Terdapat 3 kecamatan di Kota Bandung, yang tidak terprediksi tingkat penyebaran nya melalui projek ini. 3 kecamatan tersebut adalah Gedebage, Cinambo. Cibiru. Ketiga kecamatan tersebut tidak dapat diprediksi risiko penyebarannya karena tidak ada sampel dari kecamatan tersebut.

Perbandingan dengan Data Kasus Aktif per Kecamatan

5 kecamatan dengan kasus aktif tertinggi di Kota Bandung pada bulan Juni-Juli, adalah Kiaracondong, Bojongloa Kaler, Antapani, Rancasari, dan Coblong. Sedangkan dari Peta risiko ini, yang memiliki risiko tinggi hanya Kecamatan Antapani, Rancasari, dan Coblong. Sehingga tingkat kesesuaian peta yang dibuat adalah 60%.

5 kecamatan dengan kasus aktif terendah di Kota Bandung pada bulan Juni-Juli adalah Cinambo, Bandung Wetan, Bandung Kidul, Sumur Bandung, dan Panyileukan. Untuk 5 kecamatan tersebut, semua terkelompokkan pada daerah dengan risiko penyebaran rendah. Sehingga tingkat kesesuaian peta yang dibuat adalah 100%.

Untuk menghitung tingkat kesesuaian keseluruhan peta yaitu dengan menjumlahkan tingkat kesesuain peta dengan risiko tinggi sebesar 60% dan tingkat kesesuain peta dengan risiko rendah sebesar 100% dan membagi nya. Sehingga didapatkan tingkat kesesuaian peta dengan data kasus aktif tertinggi per Kecamatan di Kota Bandung sebesar 80%.
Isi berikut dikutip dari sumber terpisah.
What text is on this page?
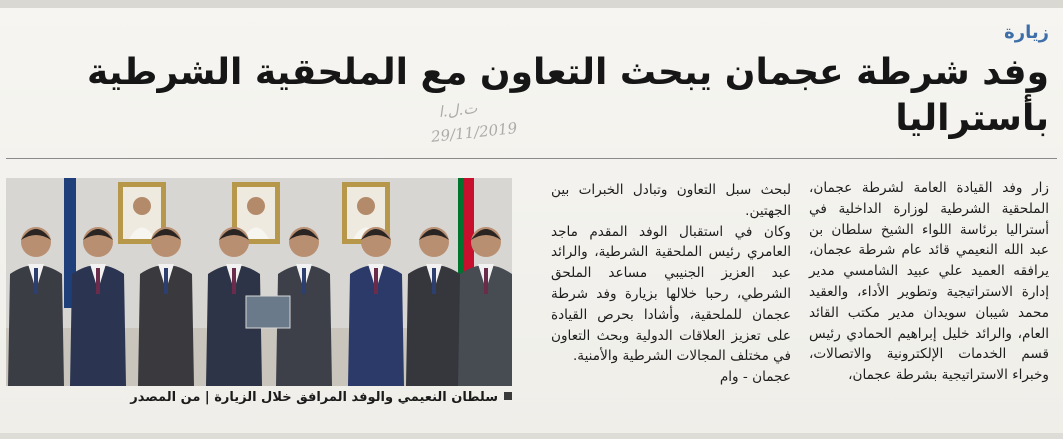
زيارة
وفد شرطة عجمان يبحث التعاون مع الملحقية الشرطية بأستراليا
ت.ل.ا
29/11/2019

زار وفد القيادة العامة لشرطة عجمان، الملحقية الشرطية لوزارة الداخلية في أستراليا برئاسة اللواء الشيخ سلطان بن عبد الله النعيمي قائد عام شرطة عجمان، يرافقه العميد علي عبيد الشامسي مدير إدارة الاستراتيجية وتطوير الأداء، والعقيد محمد شيبان سويدان مدير مكتب القائد العام، والرائد خليل إبراهيم الحمادي رئيس قسم الخدمات الإلكترونية والاتصالات، وخبراء الاستراتيجية بشرطة عجمان،

لبحث سبل التعاون وتبادل الخبرات بين الجهتين.

وكان في استقبال الوفد المقدم ماجد العامري رئيس الملحقية الشرطية، والرائد عبد العزيز الجنيبي مساعد الملحق الشرطي، رحبا خلالها بزيارة وفد شرطة عجمان للملحقية، وأشادا بحرص القيادة على تعزيز العلاقات الدولية وبحث التعاون في مختلف المجالات الشرطية والأمنية.

عجمان - وام

سلطان النعيمي والوفد المرافق خلال الزيارة | من المصدر
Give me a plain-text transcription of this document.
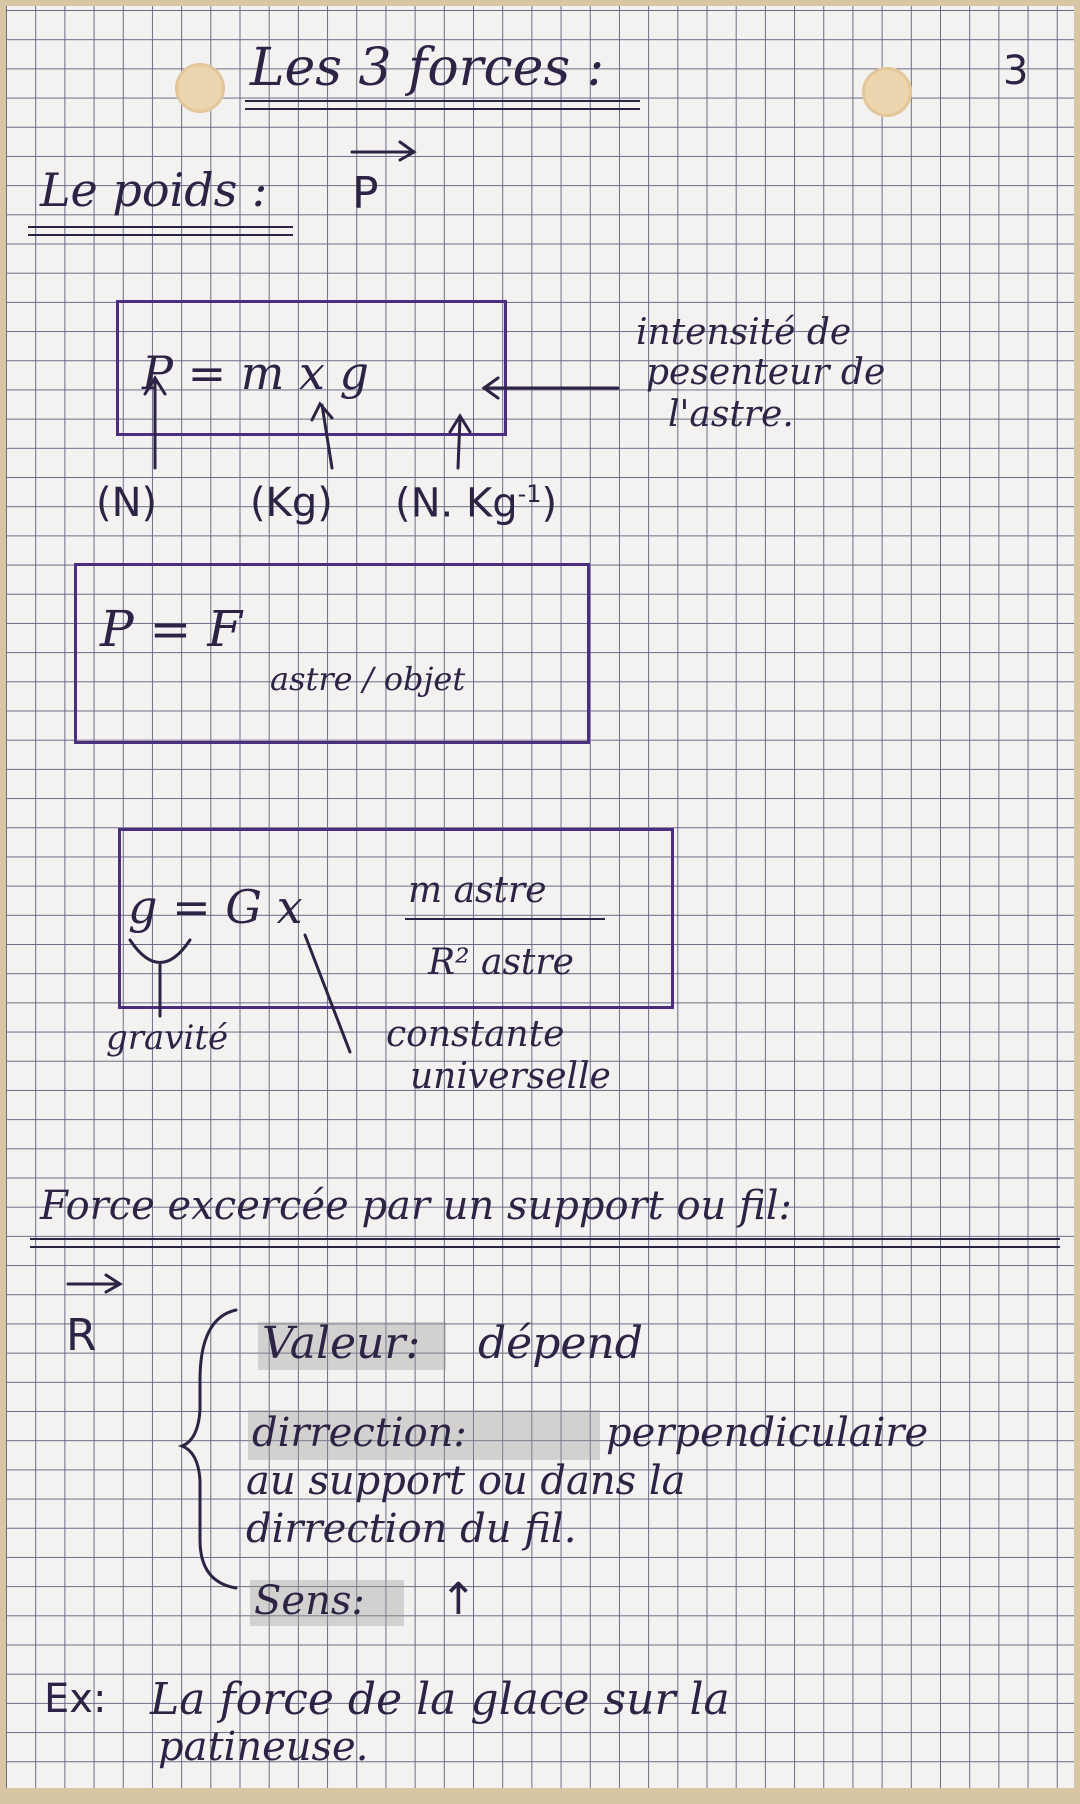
Les 3 forces :	3
Le poids : P
P = m x g
intensité de
pesenteur de
l'astre.
(N) (Kg) (N. $Kg^{-1}$)
P = F
astre / objet
g = G x	m astre
R² astre
gravité	constante
universelle
Force excercée par un support ou fil:
R	Valeur: dépend
dirrection:	perpendiculaire
au support ou dans la
dirrection du fil.
Sens: ↑
Ex: La force de la glace sur la
patineuse.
Pemetaan Risiko Penyebaran Covid-19 karena pelanggaran protokol kesehatan 5M di Kota Bandung berhasil memetakan 27 kecamatan dari total 30 kecamatan di Kota Bandung (90%). Peta risiko penyebaran dan informasi tingkat penyebaran nya merupakan pemodelan dari sampel yang diambil secara acak dengan menggunakan MAPID form di Kota Bandung.

Tingkat kepercayaan yang digunakan pada peta ini juga, mengacu kepada confidence level dan margin of error sampel, yang telah ditulis pada bab Metode Pengumpulan Data. (Confidence level 90% dan margin of error <10%). Sehingga masih terdapat kesalahan dari data dan peta risiko penyebaran Covid-19 karena pelanggaran protokol kesehatan di Kota Bandung.

  • Saran bagi penulis
  1. 1.
    Penulis diharapkan dapat menyebarkan form lebih luas dan lebih banyak responden/ sampel yang mengisi. Karena penentuan risiko, bergantung pada jumlah sampel yang mengisi.
  • Saran bagi pembaca
  1. 1.
    Pembaca dapat memberikan masukan dan revisi apabila data yang digunakan terdapat kesalahan
  1. 2.
    Pembaca dapat mengerti bahwa peta risiko tidak terlepas dari faktor yang dapat menyebabkan kesalahan dalam pemetaan risiko.
  1. 3.
    Pembaca diharapkan dapat menggunakan peta risiko ini sebagai acuan dalam berpergian dan berkegiatan di masa pandemi.